What you need Amazon for is access to a market: 200 million or so readers who already browse and buy online. But don’t conflate Amazon’s user base with Amazon. If you buy into the KDP (or other “publishing” platforms; Amazon/Kindle is largest, so sees the most converts) — you’re just admitting that this Captured Market is more important to you than reaching out to all readers.
I get it. It’s easy.
Not only did they build up the reader base – they handed you a key. Sure: it’s easier to game a system that only serves a small subset of super-avid readers, those who read dozens of books each month — rather than risk putting yourself out there for the market to decide your worth. Most folks only read one book a year. One in four read no books at all.

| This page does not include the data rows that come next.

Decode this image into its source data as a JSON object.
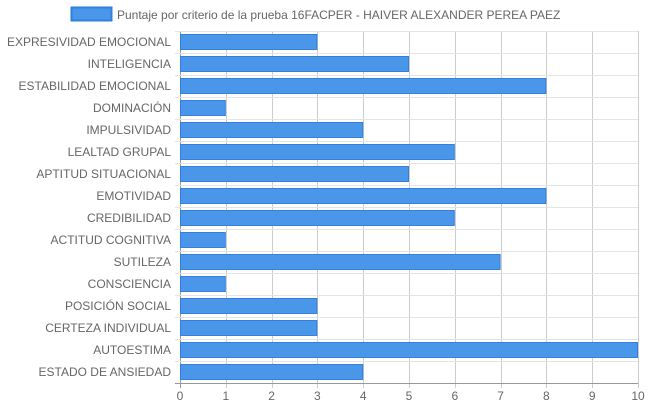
{
  "chart_data": {
    "type": "bar",
    "orientation": "horizontal",
    "categories": [
      "EXPRESIVIDAD EMOCIONAL",
      "INTELIGENCIA",
      "ESTABILIDAD EMOCIONAL",
      "DOMINACIÓN",
      "IMPULSIVIDAD",
      "LEALTAD GRUPAL",
      "APTITUD SITUACIONAL",
      "EMOTIVIDAD",
      "CREDIBILIDAD",
      "ACTITUD COGNITIVA",
      "SUTILEZA",
      "CONSCIENCIA",
      "POSICIÓN SOCIAL",
      "CERTEZA INDIVIDUAL",
      "AUTOESTIMA",
      "ESTADO DE ANSIEDAD"
    ],
    "series": [
      {
        "name": "Puntaje por criterio de la prueba 16FACPER - HAIVER  ALEXANDER PEREA PAEZ",
        "values": [
          3,
          5,
          8,
          1,
          4,
          6,
          5,
          8,
          6,
          1,
          7,
          1,
          3,
          3,
          10,
          4
        ],
        "color": "#4a97ea",
        "border_color": "#2f7fe0"
      }
    ],
    "xlim": [
      0,
      10
    ],
    "x_ticks": [
      "0",
      "1",
      "2",
      "3",
      "4",
      "5",
      "6",
      "7",
      "8",
      "9",
      "10"
    ],
    "grid": true,
    "legend": "top"
  }
}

But don’t tell me that your mastery of the online-tutorial-levels of publishing means you’ve “won the game” and the rest of publishing is superfluous. What’s the real differentiator? How do we know which e-books are truly the winners? And does an Online success necessarily mean the same book won’t also succeed in bookstores?
https://www.google.com/search?q=Amanda+Hocking
https://www.google.com/search?q=E+L+James
Amazon wrote your book for you? Amazon created the fan base?
You’re telling me steampunk, lycan, faerie and fey and otherkin, and the various and ever expanding vampire fandoms, plus dozens more fandoms I’m thankfully ignorant of – none of these existed before Amazon? Or that none of these fandoms existed before the Kindle?
I totally get that signing up for KDP is easy — and if you’ve already written something and have either felt slighted or completely ignored by the current publishing industry — Amazon seems like your savior. Just remember: the web has already given you all you need to ‘publish’ a book. Indeed, ebooks are nothing but web pages — and web pages can do a lot more, if you’d care to try.